GPQA (Graduate-Level Google-Proof Q&A)

A challenging benchmark designed to evaluate expertise in biology, physics, and chemistry at PhD level.

 

Grad-CAM (Gradient-weighted Class Activation Mapping)

A technique for making convolutional neural network decisions transparent by highlighting important regions in input images.

 

Gradient Boosting

An ensemble method combining multiple weak learners sequentially, where each learner corrects errors from previous ones.

 

Grammatical Correctness

Assessment of whether output text is free from grammatical errors such as incorrect verb conjugations and syntactical mistakes.

 

GSM8k

Math word problem dataset commonly used in language model evaluation.

 


 

H

HaluEval

A benchmark evaluating LLM performance in recognizing hallucinations in question-answering, dialogue, and summarization tasks.

 

Hallucination Detection

The identification and quantification of instances where language models generate information that appears plausible but is factually incorrect.

 

Hallucination Rate

The frequency at which language models generate false or unsupported information.

 

Harmfulness

Evaluation category assessing potential for AI systems to cause harm through toxic, biased, or dangerous outputs.

 

Haystack

Framework for building search systems and RAG applications with built-in evaluation capabilities.

 

HealthPariksha

Framework for testing medical chatbots on factual correctness, safety, and ethical standards.

 

HELM (Holistic Evaluation of Language Models)
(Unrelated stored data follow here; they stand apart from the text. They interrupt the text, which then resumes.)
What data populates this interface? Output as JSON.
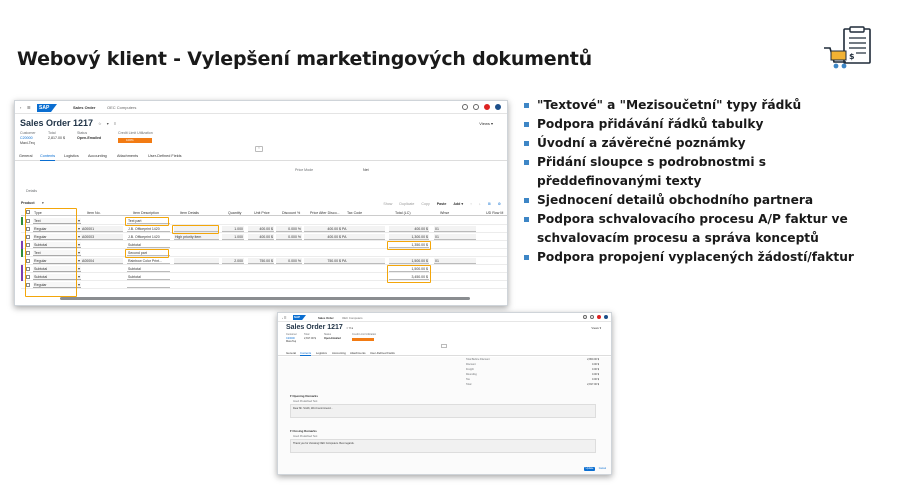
{
  "slide": {
    "title": "Webový klient - Vylepšení marketingových dokumentů",
    "logo_icon": "document-cart-icon",
    "bullets": [
      "\"Textové\" a \"Mezisoučetní\" typy řádků",
      "Podpora přidávání řádků tabulky",
      "Úvodní a závěrečné poznámky",
      "Přidání sloupce s podrobnostmi s předdefinovanými texty",
      "Sjednocení detailů obchodního partnera",
      "Podpora schvalovacího procesu A/P faktur ve schvalovacím procesu a správa konceptů",
      "Podpora propojení vyplacených žádostí/faktur"
    ],
    "bullet_color": "#3d86c6"
  },
  "shot1": {
    "topbar": {
      "back": "‹",
      "menu": "☰",
      "sap": "SAP",
      "app": "Sales Order",
      "company": "OEC Computers"
    },
    "title": "Sales Order 1217",
    "title_controls": "☆ ▾ ≡",
    "views": "Views ▾",
    "header": {
      "customer_label": "Customer",
      "customer_value": "C20000",
      "customer_sub": "Maxi-Teq",
      "total_label": "Total",
      "total_value": "2,817.00 $",
      "status_label": "Status",
      "status_value": "Open-Emailed",
      "risk_label": "Credit Limit Utilization",
      "risk_value": "100%",
      "risk_fraction": 1.0
    },
    "tabs": [
      "General",
      "Contents",
      "Logistics",
      "Accounting",
      "Attachments",
      "User-Defined Fields"
    ],
    "active_tab": "Contents",
    "price_mode_label": "Price Mode",
    "price_mode_value": "Net",
    "details_label": "Details",
    "product_label": "Product",
    "toolbar": [
      "Show",
      "Duplicate",
      "Copy",
      "Paste",
      "Add ▾",
      "↑",
      "↓",
      "⊞",
      "⚙"
    ],
    "columns": [
      "Type",
      "Item No.",
      "Item Description",
      "Item Details",
      "Quantity",
      "Unit Price",
      "Discount %",
      "Price After Disco...",
      "Tax Code",
      "Total (LC)",
      "Whse",
      "UD Row M"
    ],
    "rows": [
      {
        "type": "Text",
        "color": "#2e8b3a",
        "desc": "Text part"
      },
      {
        "type": "Regular",
        "color": "",
        "item": "A00001",
        "desc": "J.B. Officeprint 1420",
        "details": "",
        "qty": "1.000",
        "price": "400.00 $",
        "disc": "0.000 %",
        "after": "400.00 $",
        "tax": "PA",
        "total": "400.00 $",
        "whse": "01"
      },
      {
        "type": "Regular",
        "color": "",
        "item": "A00003",
        "desc": "J.B. Officeprint 1420",
        "details": "High priority item",
        "qty": "1.000",
        "price": "400.00 $",
        "disc": "0.000 %",
        "after": "400.00 $",
        "tax": "PA",
        "total": "1,300.00 $",
        "whse": "01"
      },
      {
        "type": "Subtotal",
        "color": "#7b3fb2",
        "desc": "Subtotal",
        "total": "1,350.00 $"
      },
      {
        "type": "Text",
        "color": "#2e8b3a",
        "desc": "Second part"
      },
      {
        "type": "Regular",
        "color": "",
        "item": "A00004",
        "desc": "Rainbow Color Print...",
        "details": "",
        "qty": "2.000",
        "price": "750.00 $",
        "disc": "0.000 %",
        "after": "750.00 $",
        "tax": "PA",
        "total": "1,500.00 $",
        "whse": "01"
      },
      {
        "type": "Subtotal",
        "color": "#7b3fb2",
        "desc": "Subtotal",
        "total": "1,500.00 $"
      },
      {
        "type": "Subtotal",
        "color": "#7b3fb2",
        "desc": "Subtotal",
        "total": "3,450.00 $"
      },
      {
        "type": "Regular",
        "color": "",
        "desc": ""
      }
    ]
  },
  "shot2": {
    "topbar": {
      "sap": "SAP",
      "app": "Sales Order",
      "company": "OEC Computers"
    },
    "title": "Sales Order 1217",
    "title_controls": "☆ ▾ ≡",
    "views": "Views ▾",
    "header": {
      "customer_label": "Customer",
      "customer_value": "C20000",
      "customer_sub": "Maxi-Teq",
      "total_label": "Total",
      "total_value": "2,817.00 $",
      "status_label": "Status",
      "status_value": "Open-Emailed",
      "risk_label": "Credit Limit Utilization",
      "risk_fraction": 1.0
    },
    "tabs": [
      "General",
      "Contents",
      "Logistics",
      "Accounting",
      "Attachments",
      "User-Defined Fields"
    ],
    "totals": [
      {
        "k": "Total Before Discount",
        "v": "2,800.00 $"
      },
      {
        "k": "Discount",
        "v": "0.00 $"
      },
      {
        "k": "Freight",
        "v": "0.00 $"
      },
      {
        "k": "Rounding",
        "v": "0.00 $"
      },
      {
        "k": "Tax",
        "v": "0.00 $"
      },
      {
        "k": "Total",
        "v": "2,817.00 $"
      }
    ],
    "opening_title": "Opening Remarks",
    "opening_sub": "Insert Predefined Text",
    "opening_text": "Dear Mr. Smith, We'd recommend...",
    "closing_title": "Closing Remarks",
    "closing_sub": "Insert Predefined Text",
    "closing_text": "Thank you for choosing OEC Computers. Best regards.",
    "btn_update": "Update",
    "btn_cancel": "Cancel"
  }
}
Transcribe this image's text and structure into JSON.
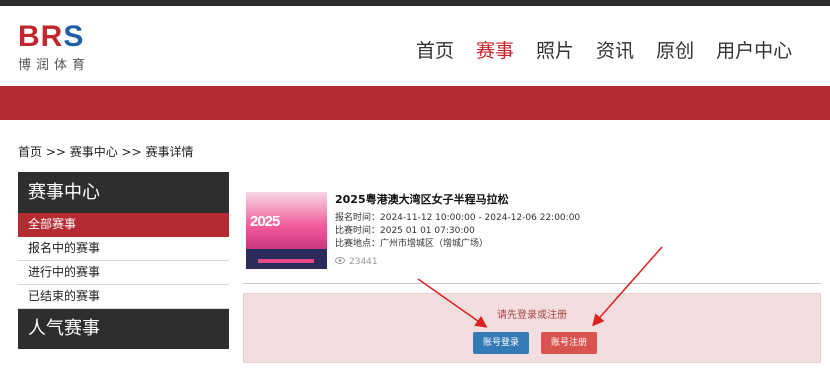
{
  "header": {
    "logo_main_b": "BR",
    "logo_main_s": "S",
    "logo_sub": "博润体育",
    "nav": [
      "首页",
      "赛事",
      "照片",
      "资讯",
      "原创",
      "用户中心"
    ],
    "active_nav": "赛事"
  },
  "breadcrumb": "首页 >> 赛事中心 >> 赛事详情",
  "sidebar": {
    "title": "赛事中心",
    "items": [
      "全部赛事",
      "报名中的赛事",
      "进行中的赛事",
      "已结束的赛事"
    ],
    "title2": "人气赛事"
  },
  "event": {
    "thumb_year": "2025",
    "title": "2025粤港澳大湾区女子半程马拉松",
    "reg_time": "报名时间：2024-11-12 10:00:00 - 2024-12-06 22:00:00",
    "race_time": "比赛时间：2025 01 01 07:30:00",
    "location": "比赛地点：广州市增城区（增城广场）",
    "views": "23441",
    "view_icon": "eye-icon"
  },
  "alert": {
    "message": "请先登录或注册",
    "login_label": "账号登录",
    "register_label": "账号注册"
  },
  "colors": {
    "brand_red": "#b52b31",
    "brand_blue": "#1f5fa8",
    "login_blue": "#337ab7",
    "register_red": "#d9534f",
    "arrow_red": "#e02020"
  }
}
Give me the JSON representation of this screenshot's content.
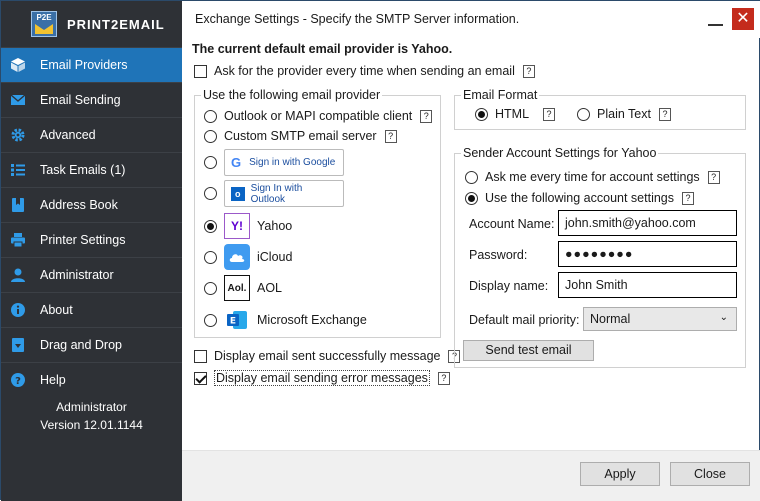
{
  "app": {
    "logo_abbr": "P2E",
    "logo_text": "PRINT2EMAIL"
  },
  "sidebar": {
    "items": [
      {
        "label": "Email Providers",
        "icon": "box-icon"
      },
      {
        "label": "Email Sending",
        "icon": "envelope-icon"
      },
      {
        "label": "Advanced",
        "icon": "gear-icon"
      },
      {
        "label": "Task Emails (1)",
        "icon": "tasks-icon"
      },
      {
        "label": "Address Book",
        "icon": "bookmark-icon"
      },
      {
        "label": "Printer Settings",
        "icon": "printer-icon"
      },
      {
        "label": "Administrator",
        "icon": "user-icon"
      },
      {
        "label": "About",
        "icon": "info-icon"
      },
      {
        "label": "Drag and Drop",
        "icon": "drag-drop-icon"
      },
      {
        "label": "Help",
        "icon": "help-icon"
      }
    ],
    "footer_user": "Administrator",
    "footer_version": "Version 12.01.1144"
  },
  "window": {
    "title": "Exchange Settings - Specify the SMTP Server information."
  },
  "main": {
    "headline": "The current default email provider is Yahoo.",
    "ask_provider_label": "Ask for the provider every time when sending an email",
    "ask_provider_checked": false,
    "provider_group": {
      "legend": "Use the following email provider",
      "outlook_mapi": "Outlook or MAPI compatible client",
      "custom_smtp": "Custom SMTP email server",
      "google_button": "Sign in with Google",
      "outlook_button": "Sign In with Outlook",
      "yahoo": "Yahoo",
      "icloud": "iCloud",
      "aol": "AOL",
      "aol_logo": "Aol.",
      "exchange": "Microsoft Exchange",
      "selected": "yahoo"
    },
    "display_success_label": "Display email sent successfully message",
    "display_success_checked": false,
    "display_error_label": "Display email sending error messages",
    "display_error_checked": true,
    "format_group": {
      "legend": "Email Format",
      "html": "HTML",
      "plain": "Plain Text",
      "selected": "html"
    },
    "sender_group": {
      "legend": "Sender Account Settings for Yahoo",
      "ask_every_time": "Ask me every time for account settings",
      "use_following": "Use the following account settings",
      "selected": "use_following",
      "account_name_label": "Account Name:",
      "account_name_value": "john.smith@yahoo.com",
      "password_label": "Password:",
      "password_value": "●●●●●●●●",
      "display_name_label": "Display name:",
      "display_name_value": "John Smith",
      "priority_label": "Default mail priority:",
      "priority_value": "Normal",
      "send_test_button": "Send test email"
    }
  },
  "footer": {
    "apply": "Apply",
    "close": "Close"
  },
  "help_glyph": "?"
}
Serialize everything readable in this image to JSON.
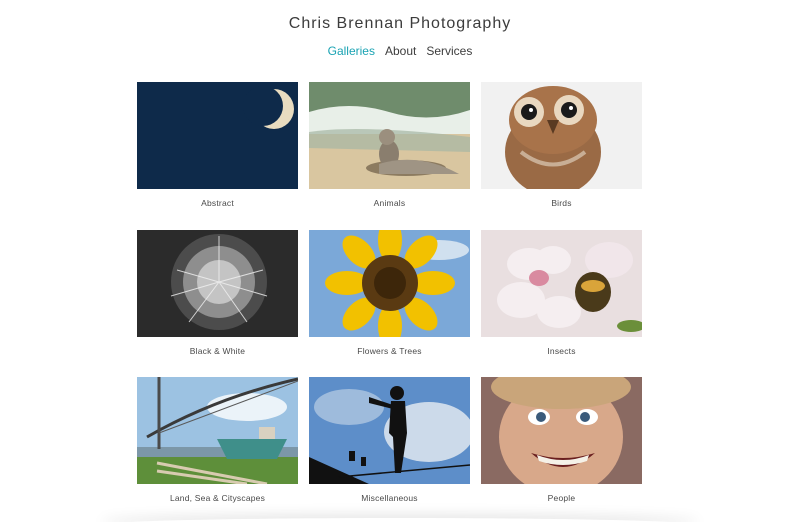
{
  "site": {
    "title": "Chris Brennan Photography"
  },
  "nav": {
    "items": [
      {
        "label": "Galleries",
        "active": true
      },
      {
        "label": "About",
        "active": false
      },
      {
        "label": "Services",
        "active": false
      }
    ],
    "active_color": "#1aa3b3"
  },
  "galleries": [
    {
      "caption": "Abstract",
      "image": "moon-photo"
    },
    {
      "caption": "Animals",
      "image": "seal-on-beach-photo"
    },
    {
      "caption": "Birds",
      "image": "owl-photo"
    },
    {
      "caption": "Black & White",
      "image": "dandelion-photo"
    },
    {
      "caption": "Flowers & Trees",
      "image": "sunflower-photo"
    },
    {
      "caption": "Insects",
      "image": "bee-on-blossom-photo"
    },
    {
      "caption": "Land, Sea & Cityscapes",
      "image": "bridge-and-boat-photo"
    },
    {
      "caption": "Miscellaneous",
      "image": "tightrope-silhouette-photo"
    },
    {
      "caption": "People",
      "image": "smiling-child-photo"
    }
  ]
}
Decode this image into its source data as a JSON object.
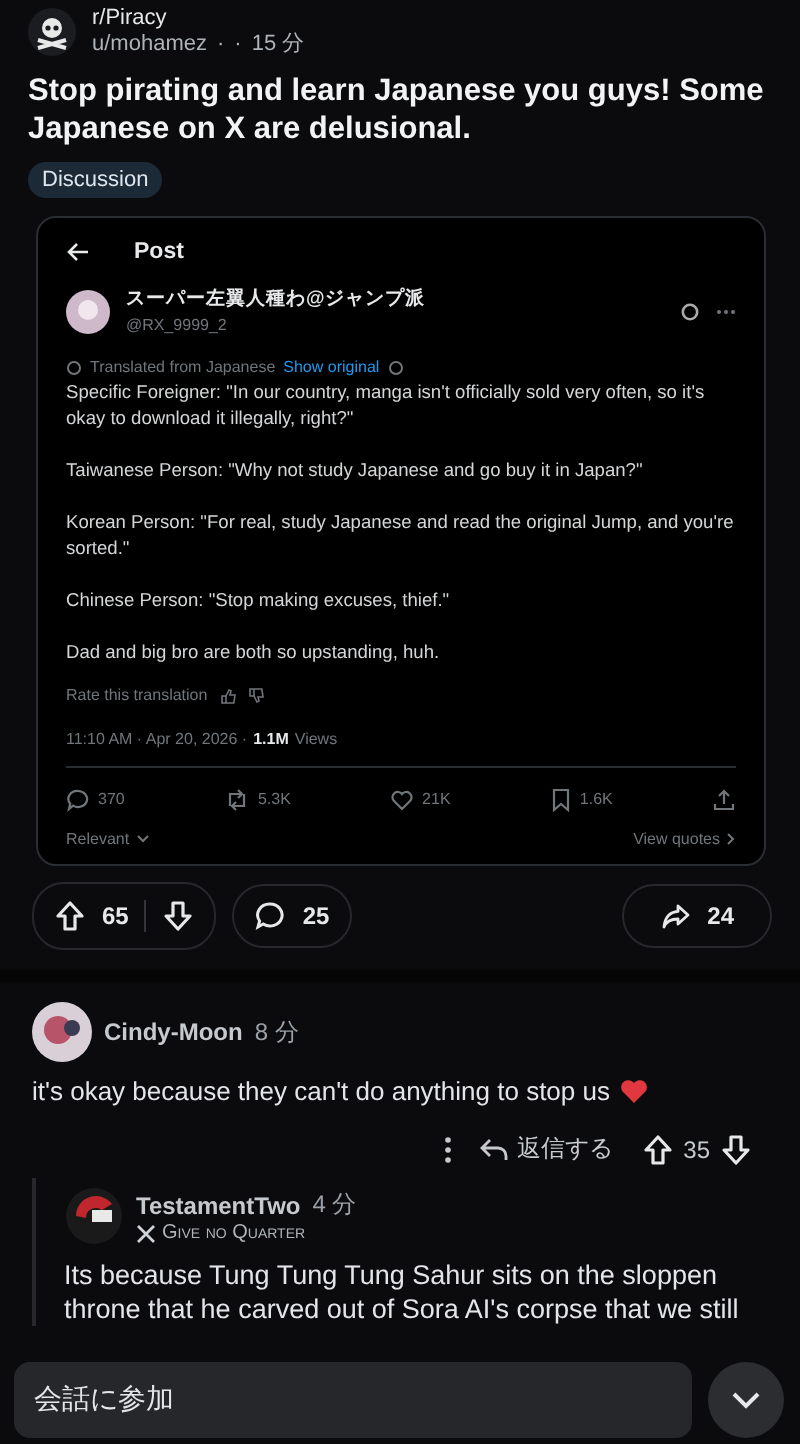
{
  "post": {
    "subreddit": "r/Piracy",
    "author": "u/mohamez",
    "separators": [
      "·",
      "·"
    ],
    "time": "15 分",
    "title": "Stop pirating and learn Japanese you guys! Some Japanese on X are delusional.",
    "flair": "Discussion"
  },
  "embed": {
    "header": "Post",
    "name": "スーパー左翼人種わ@ジャンプ派",
    "handle": "@RX_9999_2",
    "translated": "Translated from Japanese",
    "show_original": "Show original",
    "paragraphs": [
      "Specific Foreigner: \"In our country, manga isn't officially sold very often, so it's okay to download it illegally, right?\"",
      "Taiwanese Person: \"Why not study Japanese and go buy it in Japan?\"",
      "Korean Person: \"For real, study Japanese and read the original Jump, and you're sorted.\"",
      "Chinese Person: \"Stop making excuses, thief.\"",
      "Dad and big bro are both so upstanding, huh."
    ],
    "rate": "Rate this translation",
    "meta": "11:10 AM · Apr 20, 2026 ·",
    "views_count": "1.1M",
    "views_label": "Views",
    "stats": [
      {
        "kind": "reply",
        "value": "370"
      },
      {
        "kind": "repost",
        "value": "5.3K"
      },
      {
        "kind": "like",
        "value": "21K"
      },
      {
        "kind": "bookmark",
        "value": "1.6K"
      },
      {
        "kind": "share"
      }
    ],
    "relevant": "Relevant",
    "view_quotes": "View quotes"
  },
  "actions": {
    "upvotes": "65",
    "comments": "25",
    "shares": "24"
  },
  "comments": [
    {
      "kind": "top",
      "author": "Cindy-Moon",
      "time": "8 分",
      "text": "it's okay because they can't do anything to stop us",
      "reply": "返信する",
      "score": "35"
    },
    {
      "kind": "reply",
      "author": "TestamentTwo",
      "time": "4 分",
      "flair": "Give no Quarter",
      "text": "Its because Tung Tung Tung Sahur sits on the sloppen throne that he carved out of Sora AI's corpse that we still"
    }
  ],
  "composer": {
    "placeholder": "会話に参加"
  }
}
A comprehensive benchmarking framework developed by Stanford CRFM evaluating language models across 42 scenarios and 7 metrics.

 

HellaSwag

A benchmark testing commonsense reasoning by requiring models to choose sensible sentence completions.

 

HHEM (Hallucination Evaluation Model)

Vectara's evaluation model specifically designed to detect and quantify hallucinations in LLM outputs.

 

HILT (Human-in-the-Loop Testing)

Evaluation methodology incorporating human judgment and feedback in the testing process.

 

Hit Rate

The proportion of queries for which at least one relevant item appears in the top-k results.

 

HNSW (Hierarchical Navigable Small World)

Algorithm for approximate nearest neighbor search in high-dimensional spaces, used in vector databases.

 

HoneyHive

Platform for tracing LLM execution flows and creating evaluation datasets from production data.

 

HotPotQA

Multi-hop reasoning dataset requiring models to connect information across multiple documents.

 

Human Evaluation

Assessment of model outputs by human judges for qualities like fluency, coherence, relevance, and adequacy.

 

HumanEval

A benchmark for evaluating code generation capabilities through programming challenges.

 

Humanity's Last Exam

Rigorous academic test where top AI systems score only 8.80%, representing challenging evaluation benchmark.

 


 

I

IDCG (Ideal Discounted Cumulative Gain)

The best possible DCG score, used to normalize DCG into NDCG.

 

IEEE

Institute of Electrical and Electronics Engineers, publishes AI evaluation research and standards.

 

IFEval (Instruction Following Evaluation)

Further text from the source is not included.